Un fait apparemment éloigné survient des mois plus tard. Le Premier ministre Camerounais signe le Décret N°2012/3509/PM du 01er Novembre 2012 portant désaffectation d’une parcelle de forêt relevant du Domaine Privé de l’Etat. Du décret, les communautés apprennent que « la parcelle de forêt désaffectée située dans l’arrondissement de la Lokoundje, couvre près de 21.552 hectares et est désormais affectée à la production agricole ».

La partie résiduelle de ce Domaine Privé de l’Etat évaluée à 104.016 hectares, quant à elle, demeure affectée à la production du bois d’œuvre.  On aboutit ainsi à la modification des limites de l’Unité Forestière d’Aménagement (UFA) N°00 003. Ayant auparavant appartenu à MMG (Mba Mba Gregoire), cette UFA appartient maintenant à la Compagnie Forestière de Kribi CFK.

La parcelle désaffectée recouvre les 4 villages abritant des peuples autochtones Bagyeli à savoir Gwap, Nkollo, Mounguè et Bella.

Mais jusqu’ici, les communautés ne font aucun lien entre Biopalm et la nouvelle désaffectation de forêt. Au contraire, elles espèrent que la parcelle désaffectée sera octroyée aux communautés.

Les forêts communautaires compromises

Craignant que l’Etat n’attribue aussi leurs terres à la société agro-industrielle, les communautés des villages voisins, Gwap, Nkollo et Mounguè ont marqué leur opposition au projet le 31 Août 2015. Elles ont adressé un courrier au Gouverneur de la région du Sud avec pour objet : « Opposition des populations des villages, Nkollo, Gwap et Mounguè à l’implantation du projet Biopalm ».

Fin 2015, la concession provisoire de Biopalm s’achève, mais les populations n’ont aucune information sur la suite accordée à ce projet. Elles adressent une lettre au Président de la République dont l’objet est : « Opposition à l’accaparement des terres des communautés Bagyeli, Bassa, Bakoko des villages Moungue, Gwap, Nkollo et de Bella des arrondissements de Bipindi et la Lokoundje ».

De plus, sous l’accompagnement des organisations de la société civile (notamment l’Association Okani), les communautés de Gwap, Nkollo et Mounguè (village voisin situé dans l’arrondissement de Bipindi ayant une communauté Bagyeli) ont entamé le processus de sécurisation de leurs forêts par voie des Forêts Communautaires. Elles ont déposé leurs dossiers de demande de Convention Provisoire avec l’Etat pour la gestion des Forêts Communautaires en Novembre et Décembre 2018. Bella veut le faire aussi, mais n’a pas encore déposé son dossier. Mais la nouvelle concession de Biopalm chevauche les parcelles choisies par ces communautés pour abriter des Forêts Communautaires, comme la carte le montre.

Au Village Bella, la question du consentement des communautés s’est toujours posée. « L’Etat nous a-t-il consultés en tant que Bagyeli ?», s’interroge un fils Bagyeli de Bella. Dans le village Bella, la communauté Bagyeli s’oppose à l’arrivée de Biopalm. Mais au sein de la communauté Bantou, il subsiste une divergence de point de vue.

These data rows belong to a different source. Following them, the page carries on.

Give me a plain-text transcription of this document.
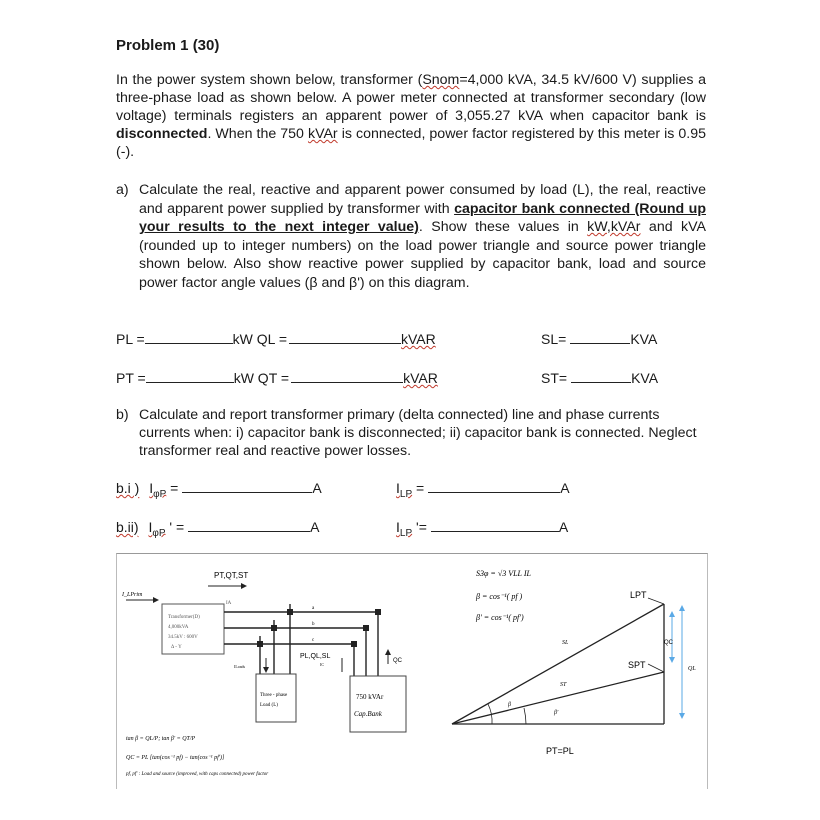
Problem 1 (30)

In the power system shown below, transformer (Snom=4,000 kVA, 34.5 kV/600 V) supplies a three-phase load as shown below. A power meter connected at transformer secondary (low voltage) terminals registers an apparent power of 3,055.27 kVA when capacitor bank is disconnected. When the 750 kVAr is connected, power factor registered by this meter is 0.95 (-).

a) Calculate the real, reactive and apparent power consumed by load (L), the real, reactive and apparent power supplied by transformer with capacitor bank connected (Round up your results to the next integer value). Show these values in kW,kVAr and kVA (rounded up to integer numbers) on the load power triangle and source power triangle shown below. Also show reactive power supplied by capacitor bank, load and source power factor angle values (β and β') on this diagram.
PL =	kW QL =	kVAR	SL=	KVA
PT =	kW QT =	kVAR	ST=	KVA
b) Calculate and report transformer primary (delta connected) line and phase currents currents when: i) capacitor bank is disconnected; ii) capacitor bank is connected. Neglect transformer real and reactive power losses.
b.i ) $I_{\varphi P}$ =	A	$I_{LP}$ =	A
b.ii) $I_{\varphi P}$ ' =	A	$I_{LP}$ '=	A
PT,QT,ST
I_LPrim
Transformer(D)
4,000kVA
34.5kV : 600V
Δ - Y
IA
a
b
c
PL,QL,SL
ILoads
Three - phase
Load (L)
IC
QC
750 kVAr
Cap.Bank
tan β = QL/P; tan β' = QT/P
QC = PL [tan(cos⁻¹ pf) − tan(cos⁻¹ pf')]
pf, pf' : Load and source (improved, with caps connected) power factor
S3φ = √3 VLL IL
β = cos⁻¹( pf )
β' = cos⁻¹( pf')
β
β'
LPT
SPT
SL
ST
PT=PL
QC
QL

Les communautés autochtones Bagyeli du département de l’Océan disent n’avoir pas été consulté au sujet de la concession agro-industrielle de Biopalm.« Même si c’est un décret présidentiel, qu’ils laissent notre forêt tranquille parce que c’est dans cette forêt que nous vivons. Quand ils viennent ici, nous apprenons seulement qu’ils sont en forêt. Comme eux ils ont alors l’argent et nous nous sommes pauvres, c’est pour cette raison qu’on devrait disparaître de la vie ? Nous n’aimons pas cette manière », s’indigne, ce fils Bagyeli de Bella.

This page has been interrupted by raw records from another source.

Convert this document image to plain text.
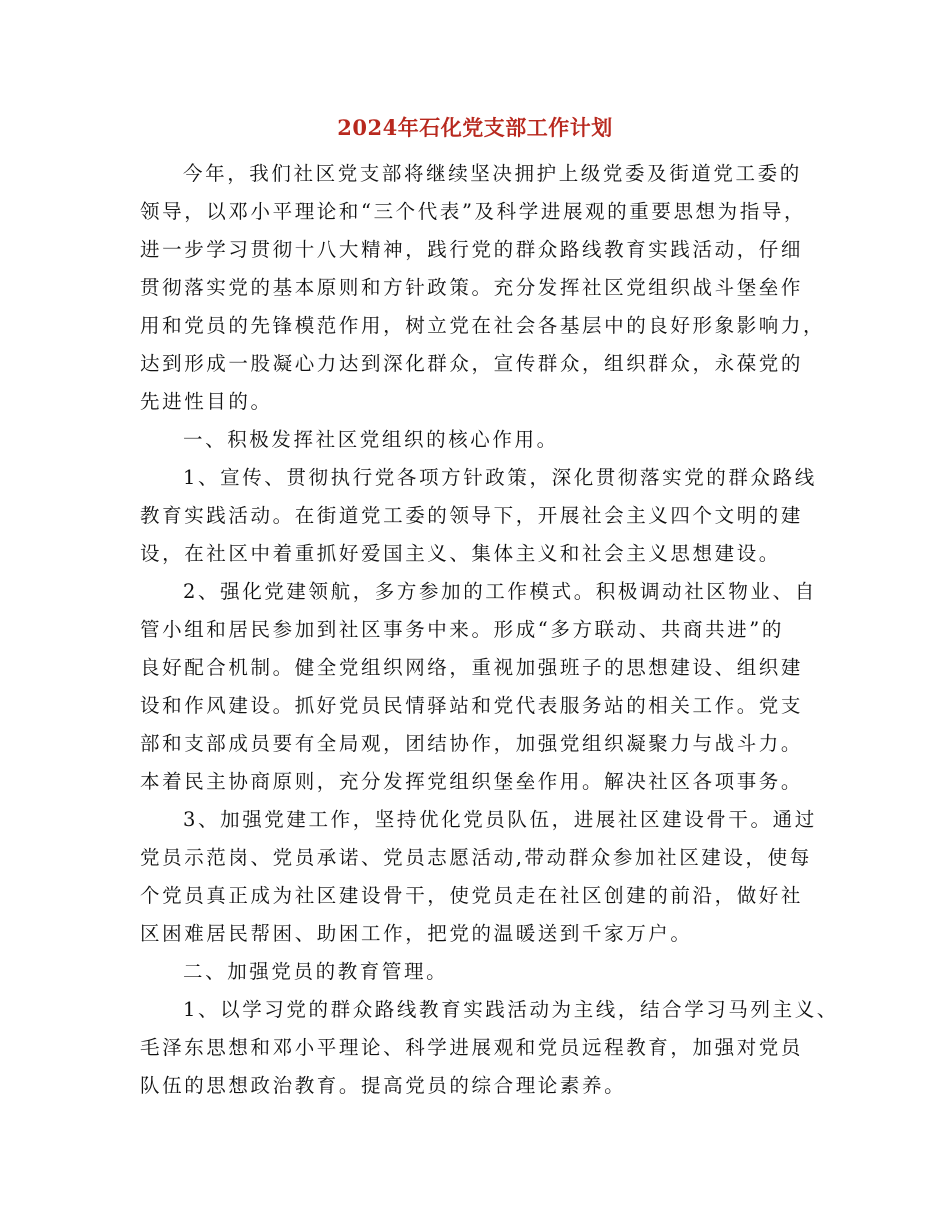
2024年石化党支部工作计划
今年，我们社区党支部将继续坚决拥护上级党委及街道党工委的
领导，以邓小平理论和“三个代表”及科学进展观的重要思想为指导，
进一步学习贯彻十八大精神，践行党的群众路线教育实践活动，仔细
贯彻落实党的基本原则和方针政策。充分发挥社区党组织战斗堡垒作
用和党员的先锋模范作用，树立党在社会各基层中的良好形象影响力，
达到形成一股凝心力达到深化群众，宣传群众，组织群众，永葆党的
先进性目的。
一、积极发挥社区党组织的核心作用。
1、宣传、贯彻执行党各项方针政策，深化贯彻落实党的群众路线
教育实践活动。在街道党工委的领导下，开展社会主义四个文明的建
设，在社区中着重抓好爱国主义、集体主义和社会主义思想建设。
2、强化党建领航，多方参加的工作模式。积极调动社区物业、自
管小组和居民参加到社区事务中来。形成“多方联动、共商共进”的
良好配合机制。健全党组织网络，重视加强班子的思想建设、组织建
设和作风建设。抓好党员民情驿站和党代表服务站的相关工作。党支
部和支部成员要有全局观，团结协作，加强党组织凝聚力与战斗力。
本着民主协商原则，充分发挥党组织堡垒作用。解决社区各项事务。
3、加强党建工作，坚持优化党员队伍，进展社区建设骨干。通过
党员示范岗、党员承诺、党员志愿活动,带动群众参加社区建设，使每
个党员真正成为社区建设骨干，使党员走在社区创建的前沿，做好社
区困难居民帮困、助困工作，把党的温暖送到千家万户。
二、加强党员的教育管理。
1、以学习党的群众路线教育实践活动为主线，结合学习马列主义、
毛泽东思想和邓小平理论、科学进展观和党员远程教育，加强对党员
队伍的思想政治教育。提高党员的综合理论素养。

Selon les conventions internationales dont le Cameroun est parti, les terres et territoires coutumiers des peuples autochtones et des communautés locales leur appartiennent en l’absence d’un titre foncier, et leur Consentement libre, informé et préalable (CLIP) est nécessaire avant toute forme d’activité qui affectent ces terres. Sinon, il s’agit d’un accaparement en violation des droits humains. Ces droits découlent entre autres de la Charte Africaine des droits de l’homme et des peuples et de la Déclaration des Nations Unies sur les Droits des Peuples Autochtones (DNUDPA) adoptée en 2007.

La nouvelle décision est difficile à admettre pour les peuples Bagyeli. Mais, ils maintiennent leur détermination à défendre ce qui leur appartient : la forêt.